Hardware Register Names
The 65816 processor registers are exposed as special global identifiers. Register names must be uppercase; lowercase versions are valid user-defined variable names.
| Register | Type | Description |
|---|---|---|
A | u8 or u16 | Accumulator (size depends on function mode) |
B | u8 | Accumulator high byte (m8 mode only) |
X | u16 | X index register (always 16-bit) |
Y | u16 | Y index register (always 16-bit) |
STATUS | u8 | Processor status flags (N V M X D I Z C) |
D | u16 | Direct Page register |
DBR | u8 | Data Bank Register |
PBR | u8 | Program Bank Register (read-only) |
S | u16 | Stack Pointer |
Case Rules
A = 10; // OK: hardware register A
let a: u8 = 5; // OK: variable 'a' (lowercase)
X = 100; // OK: hardware register X
let x: u8 = 10; // OK: variable 'x' (lowercase)
STATUS.Carry = true; // OK: STATUS register property
let status: u8 = 0; // OK: variable 'status' (lowercase)
Multi-character register names in the wrong case (dbr, pbr, status) produce a helpful error suggesting the uppercase form.
Identifiers
Identifiers begin with a letter or underscore, followed by letters, digits, or underscores:
[a-zA-Z_][a-zA-Z0-9_]*
Identifiers are case-sensitive. Reserved keywords and hardware register names (when uppercase) cannot be used as identifiers.

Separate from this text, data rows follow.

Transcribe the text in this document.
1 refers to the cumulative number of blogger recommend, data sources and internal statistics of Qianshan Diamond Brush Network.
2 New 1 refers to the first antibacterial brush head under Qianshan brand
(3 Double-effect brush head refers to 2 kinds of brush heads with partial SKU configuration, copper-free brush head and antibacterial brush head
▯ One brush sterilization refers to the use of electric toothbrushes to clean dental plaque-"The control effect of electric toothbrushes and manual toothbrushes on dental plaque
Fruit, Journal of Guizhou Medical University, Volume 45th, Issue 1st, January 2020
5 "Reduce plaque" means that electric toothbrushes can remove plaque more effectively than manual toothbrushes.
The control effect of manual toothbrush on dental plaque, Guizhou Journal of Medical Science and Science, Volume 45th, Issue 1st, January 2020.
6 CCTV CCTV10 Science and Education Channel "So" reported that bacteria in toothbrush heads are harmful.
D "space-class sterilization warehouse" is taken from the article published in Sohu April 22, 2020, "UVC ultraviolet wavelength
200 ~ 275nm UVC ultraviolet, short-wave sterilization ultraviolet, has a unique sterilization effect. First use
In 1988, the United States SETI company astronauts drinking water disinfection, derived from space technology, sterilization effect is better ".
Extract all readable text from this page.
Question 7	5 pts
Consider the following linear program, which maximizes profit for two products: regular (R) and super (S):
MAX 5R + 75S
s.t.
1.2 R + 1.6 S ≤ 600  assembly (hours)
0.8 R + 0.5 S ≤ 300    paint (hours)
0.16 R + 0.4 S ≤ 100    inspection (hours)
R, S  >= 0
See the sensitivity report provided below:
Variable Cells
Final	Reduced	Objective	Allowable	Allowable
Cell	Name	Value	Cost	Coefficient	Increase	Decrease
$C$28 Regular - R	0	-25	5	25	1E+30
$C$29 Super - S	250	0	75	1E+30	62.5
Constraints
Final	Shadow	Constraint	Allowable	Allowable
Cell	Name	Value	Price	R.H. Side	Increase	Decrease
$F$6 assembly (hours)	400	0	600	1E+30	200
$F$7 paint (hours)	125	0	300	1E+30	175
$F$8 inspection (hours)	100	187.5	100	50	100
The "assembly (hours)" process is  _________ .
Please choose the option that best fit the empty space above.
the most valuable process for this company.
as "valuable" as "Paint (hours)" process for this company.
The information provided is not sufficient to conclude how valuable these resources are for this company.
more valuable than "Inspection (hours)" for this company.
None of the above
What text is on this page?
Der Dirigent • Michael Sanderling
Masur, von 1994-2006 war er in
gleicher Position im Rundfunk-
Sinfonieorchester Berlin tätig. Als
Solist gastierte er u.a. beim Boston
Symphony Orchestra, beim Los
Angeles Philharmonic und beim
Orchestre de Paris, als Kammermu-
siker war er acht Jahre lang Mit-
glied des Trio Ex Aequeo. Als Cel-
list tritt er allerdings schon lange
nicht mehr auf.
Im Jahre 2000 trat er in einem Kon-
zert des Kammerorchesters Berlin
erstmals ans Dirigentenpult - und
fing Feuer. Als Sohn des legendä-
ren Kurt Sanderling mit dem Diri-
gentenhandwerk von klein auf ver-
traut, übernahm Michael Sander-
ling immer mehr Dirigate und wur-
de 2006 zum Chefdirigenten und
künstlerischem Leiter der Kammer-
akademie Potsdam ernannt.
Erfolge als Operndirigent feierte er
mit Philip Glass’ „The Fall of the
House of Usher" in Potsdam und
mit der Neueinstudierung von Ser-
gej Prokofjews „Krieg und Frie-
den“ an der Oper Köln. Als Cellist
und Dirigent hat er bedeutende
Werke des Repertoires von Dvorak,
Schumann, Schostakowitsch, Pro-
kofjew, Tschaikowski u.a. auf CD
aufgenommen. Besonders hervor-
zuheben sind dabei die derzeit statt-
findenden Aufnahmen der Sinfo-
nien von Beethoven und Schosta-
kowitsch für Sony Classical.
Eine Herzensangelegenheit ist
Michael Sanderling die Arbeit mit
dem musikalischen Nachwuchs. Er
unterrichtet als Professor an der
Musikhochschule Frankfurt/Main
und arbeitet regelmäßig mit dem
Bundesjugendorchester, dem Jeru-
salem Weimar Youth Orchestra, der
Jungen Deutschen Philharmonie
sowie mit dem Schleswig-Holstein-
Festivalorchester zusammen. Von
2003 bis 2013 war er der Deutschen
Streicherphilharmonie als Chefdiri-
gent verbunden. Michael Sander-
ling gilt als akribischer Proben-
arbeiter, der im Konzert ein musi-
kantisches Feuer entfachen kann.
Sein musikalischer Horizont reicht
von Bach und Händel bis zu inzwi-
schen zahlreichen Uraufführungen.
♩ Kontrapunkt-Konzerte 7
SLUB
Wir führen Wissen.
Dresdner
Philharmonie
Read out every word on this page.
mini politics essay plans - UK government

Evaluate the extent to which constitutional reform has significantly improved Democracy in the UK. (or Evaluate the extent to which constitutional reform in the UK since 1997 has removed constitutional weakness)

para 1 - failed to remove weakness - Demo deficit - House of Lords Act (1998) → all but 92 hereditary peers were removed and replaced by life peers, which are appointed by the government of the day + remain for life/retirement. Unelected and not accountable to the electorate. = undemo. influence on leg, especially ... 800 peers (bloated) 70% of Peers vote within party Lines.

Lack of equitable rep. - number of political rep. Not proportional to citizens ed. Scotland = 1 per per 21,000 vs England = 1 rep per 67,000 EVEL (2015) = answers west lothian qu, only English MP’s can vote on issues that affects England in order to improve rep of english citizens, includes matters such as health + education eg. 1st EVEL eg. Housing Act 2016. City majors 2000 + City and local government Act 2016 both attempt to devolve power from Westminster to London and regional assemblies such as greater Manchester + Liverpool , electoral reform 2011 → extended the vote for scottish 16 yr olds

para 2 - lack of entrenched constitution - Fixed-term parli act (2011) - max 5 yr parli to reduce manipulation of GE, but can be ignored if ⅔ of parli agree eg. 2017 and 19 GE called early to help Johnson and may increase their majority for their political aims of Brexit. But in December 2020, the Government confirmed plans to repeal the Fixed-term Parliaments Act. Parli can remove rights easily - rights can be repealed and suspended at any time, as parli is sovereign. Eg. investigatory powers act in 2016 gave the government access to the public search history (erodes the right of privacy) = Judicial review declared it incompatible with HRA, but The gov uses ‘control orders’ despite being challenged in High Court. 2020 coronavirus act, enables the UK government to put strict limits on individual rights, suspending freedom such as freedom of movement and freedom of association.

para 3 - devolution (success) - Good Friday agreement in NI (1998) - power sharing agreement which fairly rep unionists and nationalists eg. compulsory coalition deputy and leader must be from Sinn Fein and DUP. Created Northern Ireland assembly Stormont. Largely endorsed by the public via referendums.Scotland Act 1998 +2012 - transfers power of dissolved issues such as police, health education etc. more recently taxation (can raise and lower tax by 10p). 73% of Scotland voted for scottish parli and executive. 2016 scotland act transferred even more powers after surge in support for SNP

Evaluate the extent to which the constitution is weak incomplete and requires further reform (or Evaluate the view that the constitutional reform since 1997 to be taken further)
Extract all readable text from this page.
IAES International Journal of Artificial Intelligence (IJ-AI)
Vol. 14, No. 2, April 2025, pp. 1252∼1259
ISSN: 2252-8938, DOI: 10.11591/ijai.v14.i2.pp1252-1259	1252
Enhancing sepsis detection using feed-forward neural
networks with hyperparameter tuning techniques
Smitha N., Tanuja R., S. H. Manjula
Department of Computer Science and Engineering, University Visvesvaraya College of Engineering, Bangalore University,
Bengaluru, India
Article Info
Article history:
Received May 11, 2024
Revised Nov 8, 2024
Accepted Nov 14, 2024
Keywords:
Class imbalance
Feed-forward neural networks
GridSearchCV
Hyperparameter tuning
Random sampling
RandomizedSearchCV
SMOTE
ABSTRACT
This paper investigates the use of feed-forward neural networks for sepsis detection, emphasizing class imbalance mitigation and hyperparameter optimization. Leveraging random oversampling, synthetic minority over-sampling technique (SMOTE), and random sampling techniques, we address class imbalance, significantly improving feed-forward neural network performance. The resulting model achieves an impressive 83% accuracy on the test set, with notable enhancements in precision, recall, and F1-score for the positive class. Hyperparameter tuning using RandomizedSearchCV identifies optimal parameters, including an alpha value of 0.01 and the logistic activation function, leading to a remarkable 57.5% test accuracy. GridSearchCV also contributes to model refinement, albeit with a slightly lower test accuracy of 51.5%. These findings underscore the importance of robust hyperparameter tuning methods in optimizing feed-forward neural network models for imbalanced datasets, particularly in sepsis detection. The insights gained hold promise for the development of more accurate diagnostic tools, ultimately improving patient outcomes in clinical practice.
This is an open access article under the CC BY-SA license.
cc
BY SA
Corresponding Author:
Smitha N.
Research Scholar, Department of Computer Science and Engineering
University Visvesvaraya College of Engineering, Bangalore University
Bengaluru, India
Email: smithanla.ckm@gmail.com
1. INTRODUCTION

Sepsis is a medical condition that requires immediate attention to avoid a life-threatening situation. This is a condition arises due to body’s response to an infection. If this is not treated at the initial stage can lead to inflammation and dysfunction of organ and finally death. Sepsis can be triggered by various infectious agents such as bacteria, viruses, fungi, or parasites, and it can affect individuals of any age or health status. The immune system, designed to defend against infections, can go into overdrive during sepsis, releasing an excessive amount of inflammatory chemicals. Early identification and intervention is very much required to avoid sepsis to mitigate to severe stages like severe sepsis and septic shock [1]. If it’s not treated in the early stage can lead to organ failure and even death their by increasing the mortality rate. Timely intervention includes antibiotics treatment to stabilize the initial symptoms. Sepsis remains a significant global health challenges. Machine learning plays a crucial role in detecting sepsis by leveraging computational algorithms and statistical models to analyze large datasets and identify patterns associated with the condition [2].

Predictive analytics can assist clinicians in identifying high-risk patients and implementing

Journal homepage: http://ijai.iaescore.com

let my_var: u8 = 10; // OK
let _temp: u16 = 0; // OK: leading underscore
let player_health: u8 = 0; // OK
let BUFFER_SIZE: u16 = 256; // OK: uppercase identifiers are allowed (these are not registers)
Operators and Punctuation
R65 uses the following operator and punctuation tokens:
| Token | Meaning |
|---|---|
+ - * / % | Arithmetic |
& | ^ ~ | Bitwise |
<< >> | Shift |
== != < > <= >= | Comparison |
&& || ! | Logical |
= | Assignment |
+= -= *= /= &= |= ^= <<= >>= | Compound assignment |
++ -- | Postfix increment/decrement |
@ | Register/variable binding |
-> | Return type arrow |
.. | Range (in for loops and match) |
..= | Inclusive range (in match) |
( ) { } [ ] | Grouping/delimiters |
; : , . # ' | Punctuation |
Whitespace
Spaces, tabs, and newlines serve as token separators and are otherwise insignificant. R65 is not whitespace-sensitive; indentation is a stylistic choice.